Everybody knows the crash tax is the dinner treat, heavy furniture moving, or at least a few interesting travel stories that your friends have come to expect when you visit their expensive and dangerous city and are crashing at their place.
Crashing is an important cog in the machinery of evolution and the migrations of all the great civilizations. Without crashing, ideas or the seeds of ideas may never leave their tiny native villages. Strangers may never collide, argue or fall in love. I, and probably millions of others, never would have made it to New York if we didn’t have that friend’s, relative’s or classmate’s place to land safely. So why, we have to ask, has our Mayor come to propose a new tax on crashing?

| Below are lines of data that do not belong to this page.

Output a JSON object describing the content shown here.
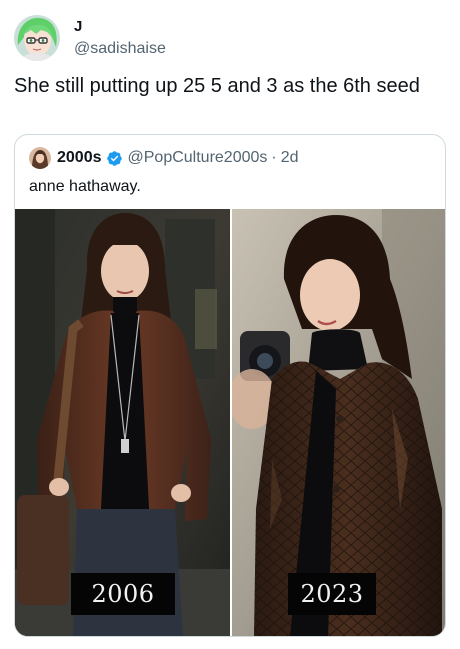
{
  "tweet": {
    "author": {
      "display_name": "J",
      "handle": "@sadishaise",
      "avatar_icon": "anime-avatar-icon"
    },
    "text": "She still putting up 25 5 and 3 as the 6th seed"
  },
  "quote": {
    "author": {
      "display_name": "2000s",
      "verified": true,
      "handle": "@PopCulture2000s",
      "separator": "·",
      "time": "2d"
    },
    "text": "anne hathaway.",
    "photos": [
      {
        "year_label": "2006"
      },
      {
        "year_label": "2023"
      }
    ]
  },
  "colors": {
    "text_primary": "#0f1419",
    "text_secondary": "#536471",
    "verified_blue": "#1d9bf0",
    "border": "#cfd9de"
  }
}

Relax. It’s not some kind of 60s backlash thing at all. Turns out, the Mayor is proposing a new tax, to begin this July 1, on anyone who has a traffic accident (apparently also a “crash”) and requires emergency services. The tax will be levied by the Fire Department, the latest in a long line of municipal tax collectors. Now the heroics of those brave men will not only command our respect and admiration, but will also instill anger, fear and resentment as their bills past due, generally not covered by insurance, will arrive in the mail at rates from $365 if there is no fire or injury to $490 if there is a fire and injury to somewhere in between.
Some people are calling it “double taxation” because those services are already paid for by longstanding taxes. Others are just concerned that someone will hesitate to call emergency services when they are needed because of the expense. A few are worried that larger-than-life car chases will now have a tinge of regret. A few more can’t help but notice that our Mayor is going after NYC drivers again. And still others are worried that fearful bystanders who don’t really want to get involved could call 911 leaving you with the bill. But we are just relieved that couches and floors everywhere in this great city will still be tax free and friends’ doors will still be open without fear of taxpayer funded rescue or social taxation. For now.